Tipe penelitian ini adalah kualitatif dengan menggunakan metode analisis semiotika John Fiske. Teknik pengumpulan data dilakukan dengan menggunakan studi pustaka, dokumentasi, internet searching, studi lapangan, observasi dan teknik analisis data. Subjek penelitian dari penelitian ini adalah film 5 cm yang dilihat dari beberapa potongan adegan mengenai bagaimana makna cinta tanah air dalam film 5 cm.

3.2.2.1 Studi Pustaka

1. Studi Dokumentasi Mengamati film 5 cm dan juga mengikuti jalan cerita dengan teliti. Data yang diperoleh, makna pesan film, kode dan tanda yang terdapat dalam film akan diamati dengan cara mengidentifikasikan tanda-tanda yang terdapat dalam teks.
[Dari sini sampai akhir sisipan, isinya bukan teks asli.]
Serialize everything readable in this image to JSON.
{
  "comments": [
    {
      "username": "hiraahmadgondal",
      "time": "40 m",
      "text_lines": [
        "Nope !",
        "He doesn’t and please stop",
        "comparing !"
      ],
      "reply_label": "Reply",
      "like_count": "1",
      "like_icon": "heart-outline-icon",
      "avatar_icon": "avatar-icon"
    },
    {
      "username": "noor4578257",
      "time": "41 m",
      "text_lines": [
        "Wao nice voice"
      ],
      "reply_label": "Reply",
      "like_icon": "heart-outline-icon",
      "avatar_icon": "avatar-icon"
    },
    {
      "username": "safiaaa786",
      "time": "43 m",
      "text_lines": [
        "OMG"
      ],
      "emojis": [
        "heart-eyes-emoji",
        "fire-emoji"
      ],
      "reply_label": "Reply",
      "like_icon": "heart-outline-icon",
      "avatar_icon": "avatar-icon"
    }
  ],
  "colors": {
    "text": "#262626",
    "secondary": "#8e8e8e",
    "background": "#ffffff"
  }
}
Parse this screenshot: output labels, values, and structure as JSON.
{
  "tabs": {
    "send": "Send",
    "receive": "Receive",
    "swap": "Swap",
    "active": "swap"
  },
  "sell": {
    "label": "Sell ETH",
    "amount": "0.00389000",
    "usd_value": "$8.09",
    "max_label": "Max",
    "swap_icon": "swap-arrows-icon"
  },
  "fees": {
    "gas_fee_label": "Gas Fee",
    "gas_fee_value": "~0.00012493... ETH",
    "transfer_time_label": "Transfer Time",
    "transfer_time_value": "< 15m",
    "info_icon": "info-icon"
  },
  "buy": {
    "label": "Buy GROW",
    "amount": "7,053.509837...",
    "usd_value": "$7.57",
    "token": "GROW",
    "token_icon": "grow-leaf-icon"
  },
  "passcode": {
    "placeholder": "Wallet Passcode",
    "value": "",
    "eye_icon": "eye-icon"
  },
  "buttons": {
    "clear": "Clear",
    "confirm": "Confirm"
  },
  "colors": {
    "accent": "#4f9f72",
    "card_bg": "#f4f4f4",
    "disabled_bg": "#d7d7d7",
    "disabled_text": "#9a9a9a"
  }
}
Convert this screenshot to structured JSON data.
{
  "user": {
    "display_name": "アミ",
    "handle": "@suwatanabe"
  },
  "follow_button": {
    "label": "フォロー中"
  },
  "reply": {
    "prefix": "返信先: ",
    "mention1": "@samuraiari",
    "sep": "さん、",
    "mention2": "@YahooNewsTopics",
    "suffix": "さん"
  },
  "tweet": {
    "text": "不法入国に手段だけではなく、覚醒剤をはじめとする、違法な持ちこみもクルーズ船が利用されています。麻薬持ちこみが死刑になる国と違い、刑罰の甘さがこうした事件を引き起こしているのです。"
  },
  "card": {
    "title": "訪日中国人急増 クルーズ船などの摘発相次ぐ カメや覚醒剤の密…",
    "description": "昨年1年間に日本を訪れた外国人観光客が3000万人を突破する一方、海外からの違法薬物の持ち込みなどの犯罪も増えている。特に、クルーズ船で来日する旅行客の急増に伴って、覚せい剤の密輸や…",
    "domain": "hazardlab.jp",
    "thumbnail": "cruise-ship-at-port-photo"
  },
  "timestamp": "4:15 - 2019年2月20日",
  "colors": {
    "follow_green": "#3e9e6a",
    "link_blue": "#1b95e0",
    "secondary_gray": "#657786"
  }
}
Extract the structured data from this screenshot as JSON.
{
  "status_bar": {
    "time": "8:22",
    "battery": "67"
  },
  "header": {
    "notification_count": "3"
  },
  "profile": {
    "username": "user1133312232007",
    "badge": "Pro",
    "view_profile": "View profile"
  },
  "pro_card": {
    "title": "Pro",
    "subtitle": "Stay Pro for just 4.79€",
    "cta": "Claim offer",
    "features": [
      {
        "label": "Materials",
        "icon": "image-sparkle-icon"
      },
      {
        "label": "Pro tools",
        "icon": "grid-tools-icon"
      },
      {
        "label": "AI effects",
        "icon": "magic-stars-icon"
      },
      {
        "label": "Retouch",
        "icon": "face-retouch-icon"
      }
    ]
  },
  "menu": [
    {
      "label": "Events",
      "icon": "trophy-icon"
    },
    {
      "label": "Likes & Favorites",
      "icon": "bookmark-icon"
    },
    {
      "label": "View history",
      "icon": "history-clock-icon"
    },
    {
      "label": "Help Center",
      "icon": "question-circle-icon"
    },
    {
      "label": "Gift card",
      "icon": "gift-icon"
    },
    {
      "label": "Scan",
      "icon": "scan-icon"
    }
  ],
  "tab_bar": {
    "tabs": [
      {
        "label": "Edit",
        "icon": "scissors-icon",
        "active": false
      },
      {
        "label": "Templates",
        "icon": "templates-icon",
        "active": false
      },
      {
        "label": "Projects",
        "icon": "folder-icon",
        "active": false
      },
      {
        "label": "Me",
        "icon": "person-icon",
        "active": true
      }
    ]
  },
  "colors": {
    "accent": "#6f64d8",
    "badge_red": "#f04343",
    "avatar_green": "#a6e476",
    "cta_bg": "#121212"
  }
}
Hal ini dilakukan untuk mengetahui makna-makna yang dikonstruksi di dalam film. Guna memperoleh data primer melalui studi dokumentasi film terlebih dahulu akan dipisahkan sesuai dengan apa yang akan peneliti teliti. Scene film juga ditentukan oleh peneliti untuk menunjang apa yang diamati mengenai makna di dalam film ini. 2. Internet Searching Teknik yang dilakukan untuk mendapatkan informasi dengan melalui media internet. Dimana didalamnya terdapat berbagai reverensi yang mendukung penelitian ini.

3.2.2.2. Studi Lapangan

1. Observasi Menurut Christine Daymon dan Immi Holloway 2008:321 : “Observasi menyaratkan pencatatan dan perekaman sistematis mengenai sebuah peristiwa, artefak-artefak dan perilaku-perilaku informan yang terjadi dalam situasi tertentu, bukan seperti yang belakangan diingat, diceritakan kembali dan digeneralisasikan oleh peneliti itu sendiri”.